The nation’s central bank is expected to lower its economic growth forecast this week as tepid domestic consumption and a strong local currency fuel fears over the economic turnaround.
Market watchers said the Bank of Korea may trim down its gross domestic product growth outlook by 0.2 to 0.4 percentage point from its early projection of 4 percent at a scheduled policy meeting on Thursday.
“The Korean economy exhibited a delayed economic recovery with ongoing impacts of the Sewol ferry tragedy,” the KDI said in a monthly report released on Sunday.
Separately, the Korea Development Institute, a state-run think tank, recently downgraded its 2014 GDP growth target to 3.7 percent from 3.9 percent, citing negative impacts from sluggish consumption in the private sector.
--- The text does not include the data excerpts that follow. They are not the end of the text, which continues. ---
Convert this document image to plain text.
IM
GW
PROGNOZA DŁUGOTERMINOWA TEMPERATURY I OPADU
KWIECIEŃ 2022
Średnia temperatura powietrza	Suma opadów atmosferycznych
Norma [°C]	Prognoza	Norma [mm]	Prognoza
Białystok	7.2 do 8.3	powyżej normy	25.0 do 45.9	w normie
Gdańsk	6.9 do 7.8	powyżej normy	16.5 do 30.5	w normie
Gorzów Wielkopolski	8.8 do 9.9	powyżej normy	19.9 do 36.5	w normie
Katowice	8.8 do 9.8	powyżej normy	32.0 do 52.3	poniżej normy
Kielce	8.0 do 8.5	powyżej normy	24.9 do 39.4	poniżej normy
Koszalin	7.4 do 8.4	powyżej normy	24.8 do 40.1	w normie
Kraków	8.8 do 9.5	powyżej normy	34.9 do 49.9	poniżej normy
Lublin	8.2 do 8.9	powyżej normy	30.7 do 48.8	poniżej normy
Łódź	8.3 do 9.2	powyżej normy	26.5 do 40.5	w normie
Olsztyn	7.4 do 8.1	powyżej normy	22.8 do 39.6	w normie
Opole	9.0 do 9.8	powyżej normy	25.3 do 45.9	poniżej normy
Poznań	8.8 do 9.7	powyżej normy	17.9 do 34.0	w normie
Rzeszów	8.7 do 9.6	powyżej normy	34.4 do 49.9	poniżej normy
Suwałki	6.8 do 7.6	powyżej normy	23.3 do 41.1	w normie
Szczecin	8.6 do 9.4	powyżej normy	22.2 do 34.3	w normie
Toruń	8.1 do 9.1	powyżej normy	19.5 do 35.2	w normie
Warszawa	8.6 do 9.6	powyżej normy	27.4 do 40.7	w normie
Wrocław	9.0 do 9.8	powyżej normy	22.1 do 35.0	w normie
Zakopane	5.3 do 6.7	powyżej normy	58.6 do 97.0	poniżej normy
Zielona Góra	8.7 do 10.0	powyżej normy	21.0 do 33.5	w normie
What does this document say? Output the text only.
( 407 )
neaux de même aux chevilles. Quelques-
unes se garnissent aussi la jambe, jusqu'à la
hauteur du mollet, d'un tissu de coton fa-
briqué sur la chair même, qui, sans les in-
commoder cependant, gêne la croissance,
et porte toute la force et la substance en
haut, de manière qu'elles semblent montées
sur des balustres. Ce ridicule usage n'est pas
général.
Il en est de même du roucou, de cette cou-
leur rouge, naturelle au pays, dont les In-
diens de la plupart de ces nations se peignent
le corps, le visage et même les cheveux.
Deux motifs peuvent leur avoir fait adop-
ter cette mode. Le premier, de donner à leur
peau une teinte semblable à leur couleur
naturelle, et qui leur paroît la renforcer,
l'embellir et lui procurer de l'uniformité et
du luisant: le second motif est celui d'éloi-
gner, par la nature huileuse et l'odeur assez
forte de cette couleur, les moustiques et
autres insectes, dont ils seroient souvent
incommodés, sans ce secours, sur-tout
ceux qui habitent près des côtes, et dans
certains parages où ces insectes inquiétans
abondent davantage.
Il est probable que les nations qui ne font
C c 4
The Korea Institute of Finance also lowered its growth projection 0.1 percentage point based on the expected decline in spending sentiment in the wake of the sunken ferry disaster.
Another reason for the downgrade, analysts say, is the continuing strength of the local currency.
The Korean won has gained some 12 percent against the greenback in the past year. The gain has further accelerated in recent months and is now raising worries among exporters about weakening price competitiveness.
The series of downgrades in GDP forecasts have fanned speculation that the central bank may cut its key benchmark rate as a precautionary measure to maintain growth in Asia’s fourth-largest economy. But the prevailing view is that the central bank is likely to leave its benchmark interest rate unchanged at 2.50 percent at the monthly monetary committee meeting this week.